29 Ekim’de yola çıkan Kobanê’ye gidecek peşmerge güçlerinin bir kısmı hava yoluyla Urfa üzerinden Mürşitpınar sınır kapısına ulaştı. Kara yoluyla gelen grup da Habur’dan geçerek Suruç’a geldi. Bu adım Rojava yönetiminin oluşumu döneminde başlayan ve giderek büyüyen ilişkilerin yumuşamasına, Kürtler arasında yakınlaşmaya neden oldu.
2014’ün sonlarına doğru, Kürdistan bölgesi hükümeti ile merkezî Irak hükümeti heyetleri arasındaki buzlar da erimeye başladı. Aralık ayında Bağdat’ta gerçekleştirilen toplantının sonunda iki taraf da anlaştıklarını ve bütçe krizinden petrol ihracına kadar birçok noktada sorunlarını çözdüklerini belirtti.
Hatırlanacaktır, IŞİD 3 Ağustos’ta Şengal’i işgal etmişti.

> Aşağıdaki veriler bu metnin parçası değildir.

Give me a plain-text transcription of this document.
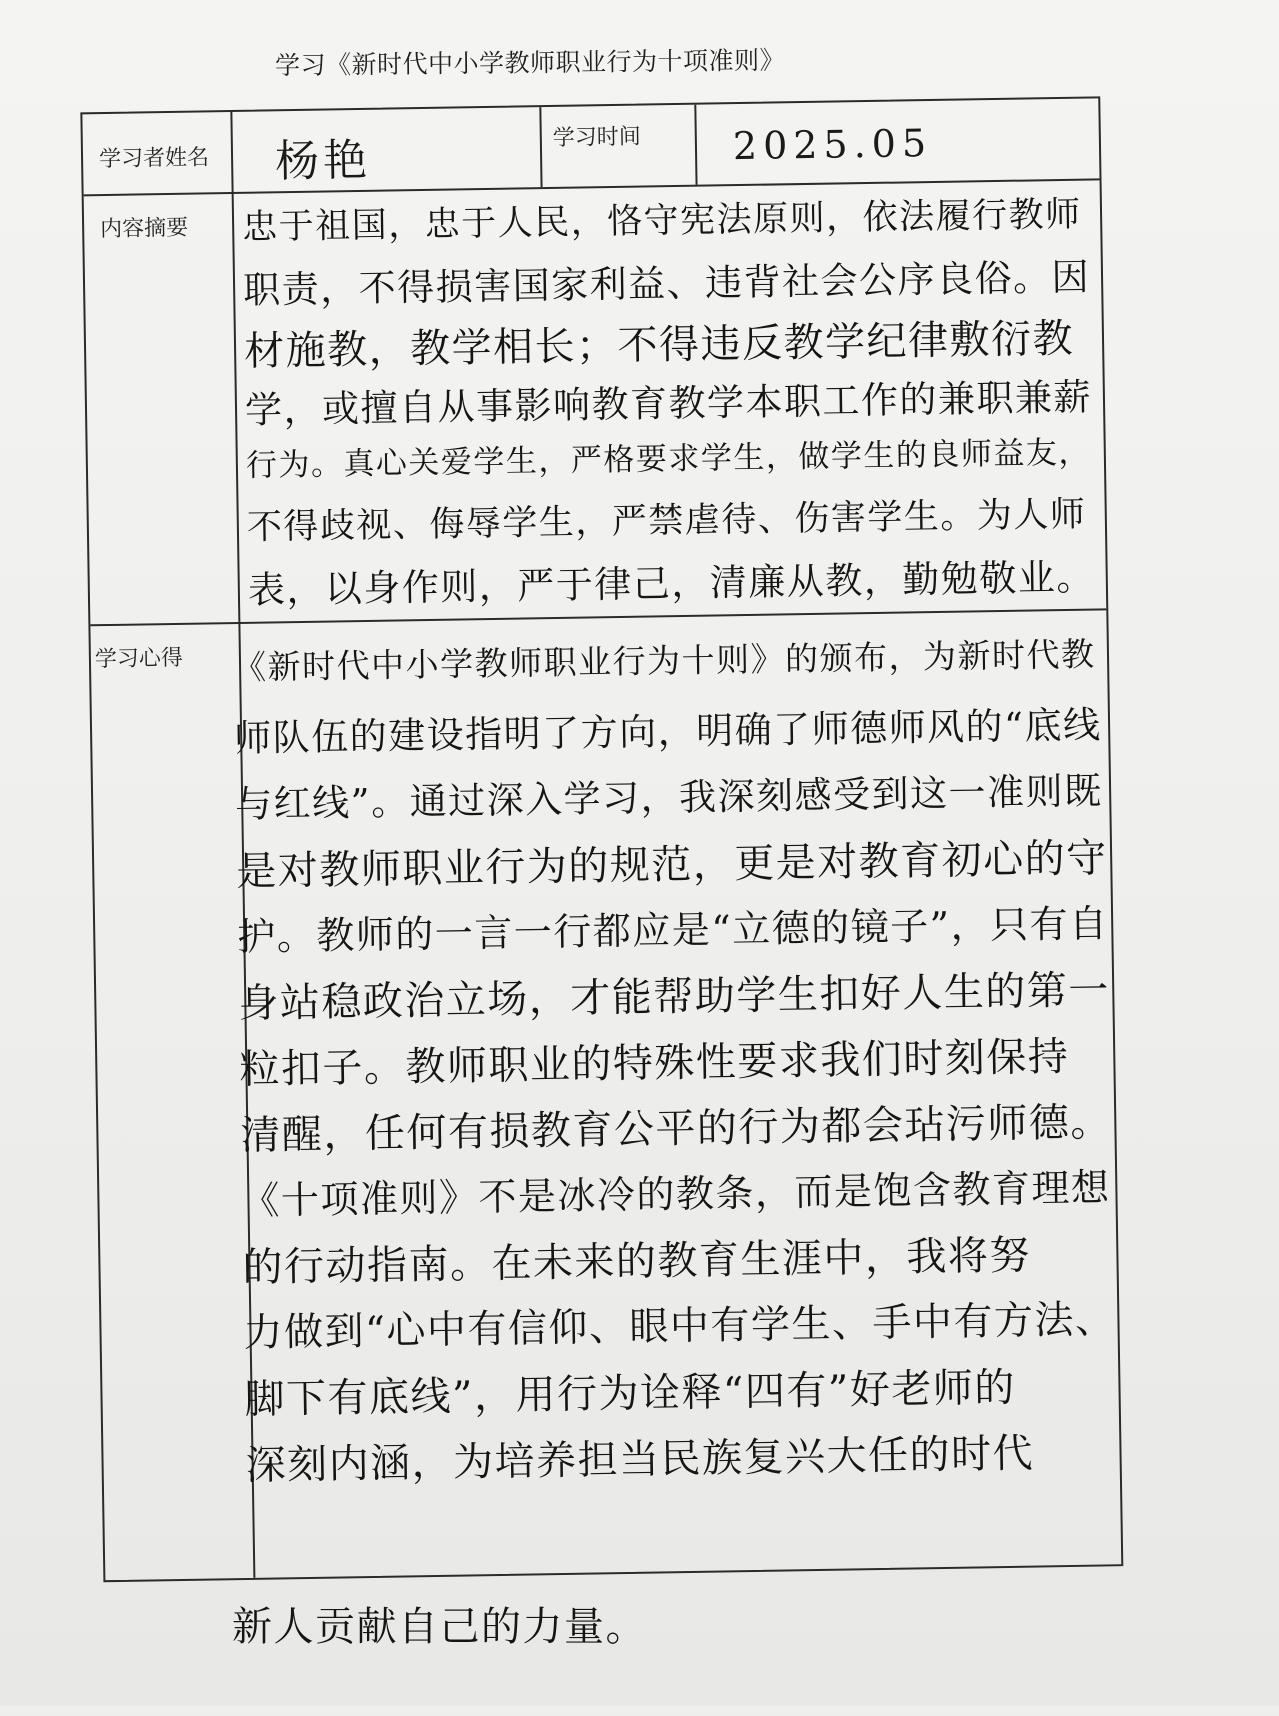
学习《新时代中小学教师职业行为十项准则》
学习者姓名 杨艳	学习时间 2025.05
内容摘要 忠于祖国，忠于人民，恪守宪法原则，依法履行教师
职责，不得损害国家利益、违背社会公序良俗。因
材施教，教学相长；不得违反教学纪律敷衍教
学，或擅自从事影响教育教学本职工作的兼职兼薪
行为。真心关爱学生，严格要求学生，做学生的良师益友，
不得歧视、侮辱学生，严禁虐待、伤害学生。为人师
表，以身作则，严于律己，清廉从教，勤勉敬业。
学习心得 《新时代中小学教师职业行为十则》的颁布，为新时代教
师队伍的建设指明了方向，明确了师德师风的“底线
与红线”。通过深入学习，我深刻感受到这一准则既
是对教师职业行为的规范，更是对教育初心的守
护。教师的一言一行都应是“立德的镜子”，只有自
身站稳政治立场，才能帮助学生扣好人生的第一
粒扣子。教师职业的特殊性要求我们时刻保持
清醒，任何有损教育公平的行为都会玷污师德。
《十项准则》不是冰冷的教条，而是饱含教育理想
的行动指南。在未来的教育生涯中，我将努
力做到“心中有信仰、眼中有学生、手中有方法、
脚下有底线”，用行为诠释“四有”好老师的
深刻内涵，为培养担当民族复兴大任的时代
新人贡献自己的力量。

Peşmerge güçleri ile PKK’nin askerî kanadı HPG, Rojava’nın Halk Savunma Birlikleri YPG ve YPJ ile Şengal Direniş Birlikleri YBŞ Aralık ortasından itibaren Şengal kuşatmasını kırmak için operasyona başladı. Mesud Barzani Şengal kuşatmasının kırılması amacıyla başlatılan operasyondan sonra, Şengal Dağı’nda yaptığı basın açıklamasında, uzun sürecek savaştan Kürt halkının zaferle çıkacağına inandığını söyledi.
Irak’ta ve Kürdistan Bölgesi’nde çatışmalarla geçen 2014 yılı bölgedeki yanlış politikaların sonuçlarının izlenmesi açısından bir laboratuar işlevi gördü. Bu gözlemler Ortadoğu’nun başına bela olan IŞİD’in gelişmesine yol açan politikaların anlaşılması bakımından da önemli.